Three Secrets to Manage Leptin and Ghrelin for a Successful Weight Loss

  1. 10 Rule: We have learnt that reducing the calorie in a certain amount leads to problems about leptin and ghrelin. So, let’s apply this rule. Find your ideal weight and multiply it with 10. Your calorie consumption should not be less than this. You should also try to count calories without making it an obsession.
  2. Consume low-fat and high-fiber foods as soon as possible. The role of fibres in fullness is huge. Leptin and ghrelin are affected by not only the size and frequency of the portions but also the composition of them. For example, portions with low-fat-high-carb increases the leptin concentration. High-fat menus reduce 24-hour of ghrelin levels even more than high-carb ones. Low-fat diets have an oppressive effect on ghrelin levels. According to a study, low fat-high carb diet leads to weight loss without increasing plasm ghrelin levels.
  3. Move: Exercise strengthens leptin mechanisms. Only half-an-hour exercise can do that.

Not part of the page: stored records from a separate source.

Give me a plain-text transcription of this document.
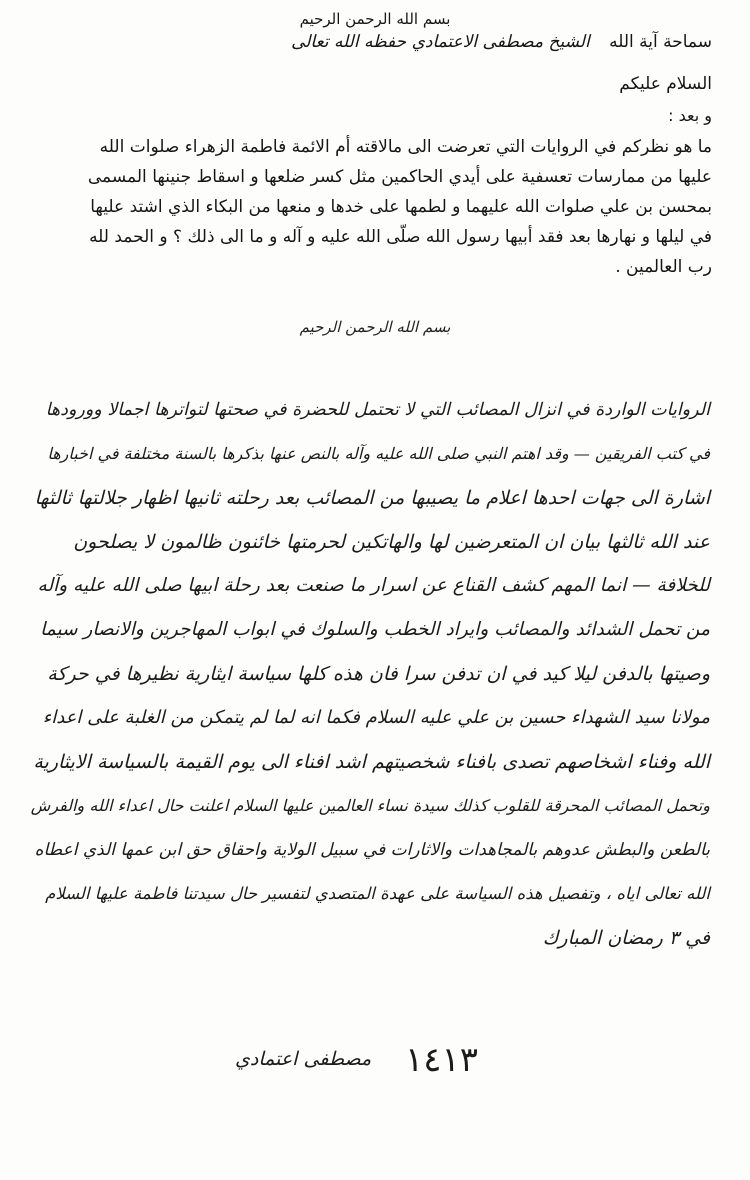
بسم الله الرحمن الرحيم
سماحة آية الله الشيخ مصطفى الاعتمادي حفظه الله تعالى
السلام عليكم
و بعد :
ما هو نظركم في الروايات التي تعرضت الى مالاقته أم الائمة فاطمة الزهراء صلوات الله
عليها من ممارسات تعسفية على أيدي الحاكمين مثل كسر ضلعها و اسقاط جنينها المسمى
بمحسن بن علي صلوات الله عليهما و لطمها على خدها و منعها من البكاء الذي اشتد عليها
في ليلها و نهارها بعد فقد أبيها رسول الله صلّى الله عليه و آله و ما الى ذلك ؟ و الحمد لله
رب العالمين .
بسم الله الرحمن الرحيم
الروايات الواردة في انزال المصائب التي لا تحتمل للحضرة في صحتها لتواترها اجمالا وورودها
في كتب الفريقين — وقد اهتم النبي صلى الله عليه وآله بالنص عنها بذكرها بالسنة مختلفة في اخبارها
اشارة الى جهات احدها اعلام ما يصيبها من المصائب بعد رحلته ثانيها اظهار جلالتها ثالثها
عند الله ثالثها بيان ان المتعرضين لها والهاتكين لحرمتها خائنون ظالمون لا يصلحون
للخلافة — انما المهم كشف القناع عن اسرار ما صنعت بعد رحلة ابيها صلى الله عليه وآله
من تحمل الشدائد والمصائب وايراد الخطب والسلوك في ابواب المهاجرين والانصار سيما
وصيتها بالدفن ليلا كيد في ان تدفن سرا فان هذه كلها سياسة ايثارية نظيرها في حركة
مولانا سيد الشهداء حسين بن علي عليه السلام فكما انه لما لم يتمكن من الغلبة على اعداء
الله وفناء اشخاصهم تصدى بافناء شخصيتهم اشد افناء الى يوم القيمة بالسياسة الايثارية
وتحمل المصائب المحرقة للقلوب كذلك سيدة نساء العالمين عليها السلام اعلنت حال اعداء الله والفرش
بالطعن والبطش عدوهم بالمجاهدات والاثارات في سبيل الولاية واحقاق حق ابن عمها الذي اعطاه
الله تعالى اياه ، وتفصيل هذه السياسة على عهدة المتصدي لتفسير حال سيدتنا فاطمة عليها السلام
في ٣ رمضان المبارك
١٤١٣
مصطفى اعتمادي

Don’t forget that diets restricting calories chronically may lead to eating mistakes to make your weight loss aims unsuccessful. Your body does everything with a purpose. Weight loss might be possible with a low-fat, vegetable based diet composing of unprocessed food.

We know that resistance to leptin is possible. Both leptin and ghrelin interact with nucleus accumbens area, known as rewarding center of brain. This area is responsible for feeling good, and activated by rewards such as food or sex. At the same time, it is believed to have a connection with addiction. However, in obesity as fatty tissue increases leptin levels do, too, making you insusceptible to leptin. As you get insusceptible, you feel hungrier. A lot of people complain that they can’t lose weight even if they are on a diet and they exercise. Now you know why.

There is also a “set point theory”. According to this, you feel comfortable at a stable, long-term weight figure and your body does not want it to change. When you start losing weight, your survival mechanisms are triggered and they begin working to prevent weight loss. However hard you try to be healthy and lose weight, your body thinks something is wrong and tries to stop it. However much kilos you have, your body thinks that it is on the way to death and tries to survive when you lose weight. It is easy to understand if we consider our primitive ancestors.

Leptin levels decrease in blood when we lose weight with a diet. This leads to a fall in thyroid activity, sympathetic nervous system tone, and energy consumption of muscles. Eventually, balance mechanisms takes your basal metabolic speed down in the figures below set values that body has defined. This change also has some impacts on brain areas responsible for the emotional and cognitive controls of appetite.

In conclusion, obesity surgery does a very different thing than diet. It resets metabolism by breaking the vicious leptin-ghrelin cycle resulting from calorie restriction. Thus, our set point value and basal metabolism are redefined. Increasing activity after obesity surgery, disappearance of hunger sense, feeling cold more are just some of the indicators of this. Obesity surgery is not only a help for your diet by minimizing your stomach, but it is a very radical intervention to your disrupted metabolic balance.